Sunday, November 12, 2017

Using Guavas

My current over abundance of guavas is fortunately not a problem. My chickens eat the vast majority of them. I wait until the fruit is quite soft, mash them with a hand mixer, them mix them in with cooked rice and other kitchen scrapes. They get to eat all the wild guavas that I gather. Those wild ones are far too sour for me, but the hens don't complain. 

I do have a sweet guava tree in the farm. And it produces enough fruit for my needs because we're not big guava eaters. 

Uses for guavas.....
... Fresh eating.

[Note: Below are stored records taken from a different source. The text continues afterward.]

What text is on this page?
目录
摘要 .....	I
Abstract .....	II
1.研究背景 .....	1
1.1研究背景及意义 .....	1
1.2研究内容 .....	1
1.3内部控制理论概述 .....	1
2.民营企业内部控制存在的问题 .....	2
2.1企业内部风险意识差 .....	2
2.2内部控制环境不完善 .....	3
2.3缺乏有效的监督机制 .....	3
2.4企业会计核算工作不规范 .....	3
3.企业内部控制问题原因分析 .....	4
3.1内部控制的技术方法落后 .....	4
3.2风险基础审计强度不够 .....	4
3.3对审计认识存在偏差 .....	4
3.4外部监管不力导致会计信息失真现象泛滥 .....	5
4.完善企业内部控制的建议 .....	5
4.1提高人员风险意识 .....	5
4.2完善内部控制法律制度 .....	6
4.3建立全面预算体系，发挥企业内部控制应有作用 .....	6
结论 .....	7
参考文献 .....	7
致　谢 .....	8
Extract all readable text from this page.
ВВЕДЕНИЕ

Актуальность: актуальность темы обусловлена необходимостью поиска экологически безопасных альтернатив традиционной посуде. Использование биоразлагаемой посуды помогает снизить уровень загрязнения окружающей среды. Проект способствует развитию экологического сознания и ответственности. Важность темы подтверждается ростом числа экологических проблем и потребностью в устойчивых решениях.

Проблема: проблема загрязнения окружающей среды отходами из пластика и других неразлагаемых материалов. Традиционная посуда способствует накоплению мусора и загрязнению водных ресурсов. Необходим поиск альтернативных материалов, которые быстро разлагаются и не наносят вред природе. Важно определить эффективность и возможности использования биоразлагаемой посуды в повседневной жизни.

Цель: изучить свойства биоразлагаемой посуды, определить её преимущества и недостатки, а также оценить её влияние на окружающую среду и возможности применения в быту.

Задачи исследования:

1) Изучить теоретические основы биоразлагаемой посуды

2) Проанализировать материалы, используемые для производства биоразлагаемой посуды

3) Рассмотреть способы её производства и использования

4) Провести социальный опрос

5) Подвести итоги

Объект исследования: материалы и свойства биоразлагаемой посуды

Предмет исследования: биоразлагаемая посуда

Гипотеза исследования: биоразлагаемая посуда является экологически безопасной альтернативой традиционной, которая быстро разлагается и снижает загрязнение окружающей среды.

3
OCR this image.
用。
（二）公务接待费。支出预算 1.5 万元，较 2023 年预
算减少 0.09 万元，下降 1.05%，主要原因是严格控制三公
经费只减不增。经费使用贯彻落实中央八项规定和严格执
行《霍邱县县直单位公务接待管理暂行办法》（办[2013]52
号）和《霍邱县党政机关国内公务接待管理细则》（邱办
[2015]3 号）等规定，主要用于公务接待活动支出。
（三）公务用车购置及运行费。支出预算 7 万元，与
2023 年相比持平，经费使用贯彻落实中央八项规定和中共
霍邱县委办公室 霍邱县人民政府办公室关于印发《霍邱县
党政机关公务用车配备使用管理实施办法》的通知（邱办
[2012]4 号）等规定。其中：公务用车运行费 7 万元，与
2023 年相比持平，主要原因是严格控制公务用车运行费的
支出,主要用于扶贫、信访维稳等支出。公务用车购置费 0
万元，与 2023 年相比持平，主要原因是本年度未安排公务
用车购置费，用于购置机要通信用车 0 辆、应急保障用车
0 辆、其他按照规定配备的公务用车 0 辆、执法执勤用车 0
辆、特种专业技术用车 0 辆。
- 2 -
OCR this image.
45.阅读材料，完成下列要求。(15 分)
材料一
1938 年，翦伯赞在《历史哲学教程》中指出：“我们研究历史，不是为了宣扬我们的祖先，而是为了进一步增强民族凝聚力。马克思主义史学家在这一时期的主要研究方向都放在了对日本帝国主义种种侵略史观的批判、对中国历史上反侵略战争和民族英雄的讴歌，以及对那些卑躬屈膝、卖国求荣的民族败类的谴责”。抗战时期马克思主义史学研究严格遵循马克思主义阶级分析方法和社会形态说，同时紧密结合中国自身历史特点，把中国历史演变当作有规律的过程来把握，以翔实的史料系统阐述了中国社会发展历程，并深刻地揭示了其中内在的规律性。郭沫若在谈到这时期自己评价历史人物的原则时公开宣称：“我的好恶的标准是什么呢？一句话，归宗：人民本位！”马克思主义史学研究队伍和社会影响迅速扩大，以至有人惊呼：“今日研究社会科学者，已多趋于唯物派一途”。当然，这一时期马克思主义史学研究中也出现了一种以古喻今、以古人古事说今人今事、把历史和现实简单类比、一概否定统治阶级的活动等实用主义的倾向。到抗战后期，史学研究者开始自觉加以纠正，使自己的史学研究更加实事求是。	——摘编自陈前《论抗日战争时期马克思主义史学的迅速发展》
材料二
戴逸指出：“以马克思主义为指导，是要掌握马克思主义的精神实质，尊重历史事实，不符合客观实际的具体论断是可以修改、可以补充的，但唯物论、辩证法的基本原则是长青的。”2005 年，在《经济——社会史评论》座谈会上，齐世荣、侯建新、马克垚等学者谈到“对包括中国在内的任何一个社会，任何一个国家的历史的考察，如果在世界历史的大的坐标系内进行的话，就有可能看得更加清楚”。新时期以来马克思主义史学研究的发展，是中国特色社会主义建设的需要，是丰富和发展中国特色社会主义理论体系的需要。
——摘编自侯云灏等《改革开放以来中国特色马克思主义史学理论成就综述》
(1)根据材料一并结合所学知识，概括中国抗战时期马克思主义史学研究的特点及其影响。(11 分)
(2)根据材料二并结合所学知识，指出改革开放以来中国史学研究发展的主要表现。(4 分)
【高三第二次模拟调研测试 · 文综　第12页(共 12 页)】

Everything is edible - skin, seeds, flesh. 
... Added to a tropical smoothie. Drop in whole, uncooked or cooked. 
... Juice. I cook them in water (just enough to cover the fruits) then smash them using a hand mixer. When cool, I strain off the juice and use it for other recipes. Usually I'll strain the leftover pulp through a sieve to remove the seeds. 
... Guava pulp. Cook. Cool. Pour off the juice (for guava juice). Smash with a hand mixer. Force the pulp through a sieve to remove the seeds. (The discarded seeds either get added to my next smoothie or go into the chicken feed.) If the guava pulp is too thick, I'll simply stir some guava juice back into it. 

Guava juice and pulp can be used in all sorts of recipes. While I'm not a fan of pure guava juice, I like to mix it with other fruits to make a tropical drink. The juice can also be used to make guava jelly, though I've never tried to do it myself. 

Guava pulp lends itself well to kitchen experimentation. Guava jam is a no brainier. The pulp or juice can also be added to salad dressings, as a flavoring in batters and other coatings, in cookies/cakes/pies/icings, to flavor sour cream or cream cheese dip, as a sauce over ice cream, etc. Once I was at a friend's house for dinner and had guava glazed ham. She also makes a mean guava glazed chicken wing! Another friend made me a guava flavored flan. Yummy! 

Since guavas are seasonal, I tend to make my excess guavas into pulp then freeze it for future use. 


  1. I was raised on "bricks" of guava, each one a slab of firm guava jelly coated with a jacket of granulated sugar. When I can find it, I stock up - it seems to keep a very long time, but it vanishes slice by slice.

    1. Years ago I played with making homemade candy. My mother was fond of those fruit jellies, so that's one of the candies I tried. It wasn't all that difficult to make. So guava jellies sounds like a good idea for Christmas presents to my mainland friends. Thanks for the idea!